4. Borrowing the notion of social utility to find a way to maintain social order is using reason. Social utility is powerful enough to incite action to actually do the good.
5. Hume’s skepticism is self-defeating because he did not suspend moral judgments regarding God, miracles, and metaphysics.
6. Metaphysical problem: According to Hume, meaningful propositions are empirical. But this is self-defeating, for the statement that “only analytic or empirical propositions are meaningful” is not itself an analytic statement. If one allows that such statements are meaningful, then why cannot metaphysical statements be meaningful? Stated differently, to say there is no metaphysics is itself a metaphysical statement, namely that you know that metaphysics doesn’t exist.
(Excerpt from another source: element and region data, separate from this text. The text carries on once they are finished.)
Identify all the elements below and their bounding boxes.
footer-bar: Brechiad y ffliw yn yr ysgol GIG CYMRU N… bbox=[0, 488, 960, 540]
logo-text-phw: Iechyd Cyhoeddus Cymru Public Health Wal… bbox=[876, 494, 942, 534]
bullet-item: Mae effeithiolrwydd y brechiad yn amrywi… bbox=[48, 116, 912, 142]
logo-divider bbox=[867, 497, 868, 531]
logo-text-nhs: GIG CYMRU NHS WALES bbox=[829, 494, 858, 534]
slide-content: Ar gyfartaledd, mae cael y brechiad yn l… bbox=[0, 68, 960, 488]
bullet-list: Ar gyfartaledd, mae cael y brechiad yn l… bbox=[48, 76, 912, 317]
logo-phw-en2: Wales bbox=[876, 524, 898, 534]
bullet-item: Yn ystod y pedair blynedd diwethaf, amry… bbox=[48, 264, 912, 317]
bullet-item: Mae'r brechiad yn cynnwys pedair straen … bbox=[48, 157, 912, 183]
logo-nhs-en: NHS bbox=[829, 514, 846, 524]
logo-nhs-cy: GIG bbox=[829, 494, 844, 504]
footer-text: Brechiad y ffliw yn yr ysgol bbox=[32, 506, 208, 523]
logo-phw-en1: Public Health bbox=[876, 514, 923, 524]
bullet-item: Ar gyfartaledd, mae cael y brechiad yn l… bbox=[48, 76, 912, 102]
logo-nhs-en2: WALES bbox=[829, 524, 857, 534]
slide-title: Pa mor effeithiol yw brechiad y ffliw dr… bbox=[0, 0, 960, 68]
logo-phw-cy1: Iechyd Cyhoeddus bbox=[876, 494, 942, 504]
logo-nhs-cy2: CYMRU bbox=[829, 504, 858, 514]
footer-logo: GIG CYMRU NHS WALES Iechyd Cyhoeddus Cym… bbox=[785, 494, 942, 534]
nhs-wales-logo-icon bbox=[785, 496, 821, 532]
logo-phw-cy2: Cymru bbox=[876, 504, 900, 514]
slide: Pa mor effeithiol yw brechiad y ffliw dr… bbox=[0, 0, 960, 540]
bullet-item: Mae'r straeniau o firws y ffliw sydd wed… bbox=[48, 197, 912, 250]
7. Causality can be experienced internally. I am the cause of this sentence I am typing, and I experience that fact. Everyone experiences their own thoughts and actions.
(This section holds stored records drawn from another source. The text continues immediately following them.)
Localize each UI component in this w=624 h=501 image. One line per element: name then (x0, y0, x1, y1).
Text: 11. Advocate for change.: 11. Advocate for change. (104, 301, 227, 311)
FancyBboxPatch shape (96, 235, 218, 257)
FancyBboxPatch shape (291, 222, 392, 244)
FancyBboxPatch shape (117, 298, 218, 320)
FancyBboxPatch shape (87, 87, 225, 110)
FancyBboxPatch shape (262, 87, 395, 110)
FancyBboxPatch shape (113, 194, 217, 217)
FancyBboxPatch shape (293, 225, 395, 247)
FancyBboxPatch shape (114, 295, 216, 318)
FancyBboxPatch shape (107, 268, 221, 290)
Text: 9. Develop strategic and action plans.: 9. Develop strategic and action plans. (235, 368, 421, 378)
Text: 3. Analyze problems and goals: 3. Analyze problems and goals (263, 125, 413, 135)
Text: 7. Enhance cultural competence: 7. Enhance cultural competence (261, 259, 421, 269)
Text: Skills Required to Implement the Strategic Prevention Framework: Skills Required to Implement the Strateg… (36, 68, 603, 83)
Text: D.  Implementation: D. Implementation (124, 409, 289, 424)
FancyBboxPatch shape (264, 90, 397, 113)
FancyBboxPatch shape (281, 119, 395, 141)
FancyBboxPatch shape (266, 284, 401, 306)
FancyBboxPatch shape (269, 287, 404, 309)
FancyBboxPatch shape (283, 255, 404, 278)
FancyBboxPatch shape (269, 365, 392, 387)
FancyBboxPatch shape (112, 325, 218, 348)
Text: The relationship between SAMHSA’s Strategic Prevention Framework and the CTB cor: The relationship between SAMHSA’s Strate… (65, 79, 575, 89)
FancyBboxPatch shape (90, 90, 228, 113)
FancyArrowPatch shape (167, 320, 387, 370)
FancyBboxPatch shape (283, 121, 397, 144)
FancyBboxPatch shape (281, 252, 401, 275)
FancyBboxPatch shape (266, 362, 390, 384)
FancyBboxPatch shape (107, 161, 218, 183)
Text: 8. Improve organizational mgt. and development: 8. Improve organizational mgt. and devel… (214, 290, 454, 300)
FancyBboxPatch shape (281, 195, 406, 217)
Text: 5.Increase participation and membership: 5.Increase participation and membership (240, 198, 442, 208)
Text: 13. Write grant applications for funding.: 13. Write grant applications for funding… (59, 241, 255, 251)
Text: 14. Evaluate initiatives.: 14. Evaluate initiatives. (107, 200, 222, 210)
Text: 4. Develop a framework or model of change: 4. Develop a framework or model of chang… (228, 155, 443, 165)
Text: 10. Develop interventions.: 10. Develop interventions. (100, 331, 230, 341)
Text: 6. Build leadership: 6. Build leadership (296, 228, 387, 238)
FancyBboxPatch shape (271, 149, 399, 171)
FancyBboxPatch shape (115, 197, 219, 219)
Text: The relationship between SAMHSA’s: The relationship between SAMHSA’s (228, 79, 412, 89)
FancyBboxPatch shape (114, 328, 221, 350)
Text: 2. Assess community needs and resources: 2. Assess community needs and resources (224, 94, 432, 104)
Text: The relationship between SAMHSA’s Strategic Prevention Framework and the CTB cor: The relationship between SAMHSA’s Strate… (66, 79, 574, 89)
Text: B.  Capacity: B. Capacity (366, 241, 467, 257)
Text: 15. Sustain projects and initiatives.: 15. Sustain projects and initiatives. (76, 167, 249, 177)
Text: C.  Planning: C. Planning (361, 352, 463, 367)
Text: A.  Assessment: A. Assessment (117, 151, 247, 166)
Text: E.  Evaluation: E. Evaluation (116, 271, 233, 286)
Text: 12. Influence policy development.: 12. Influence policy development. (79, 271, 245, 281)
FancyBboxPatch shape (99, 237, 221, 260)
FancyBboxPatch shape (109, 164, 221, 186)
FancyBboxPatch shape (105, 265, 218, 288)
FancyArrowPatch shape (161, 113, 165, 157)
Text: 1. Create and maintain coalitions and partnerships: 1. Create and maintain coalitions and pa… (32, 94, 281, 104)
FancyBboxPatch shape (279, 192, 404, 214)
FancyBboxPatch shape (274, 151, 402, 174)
8. Fundamentally it fails to explain what is wrong with a wrong action because it is solely based on human experience. Reason only reveals matters of fact.
a. Good in the moral sense of the term is reduced to feelings or moral sentiments.
b. Evil in the moral sense of the term is reduced to feelings or moral sentiments.
1. Hume’s response is that there is no other way to judge morality. Moreover, we are naturally constituted in such a way that there is present in us a “sense of humanity” which always approves of that which promotes human welfare and is useful in society because we all share it.
9. Hume is subject to the postmodern critique that are our “emotions” are not a product of “moral sentiments”. Rather, we are morally scripted by our sub-culture. How does Hume know that our moral sentiments are natural and not socially inscribed values?
10. Doesn’t the idea that we all share a “similar constitution of moral sentiments” beg the question that we are “designed” by God (e.g., Thomas Reid)?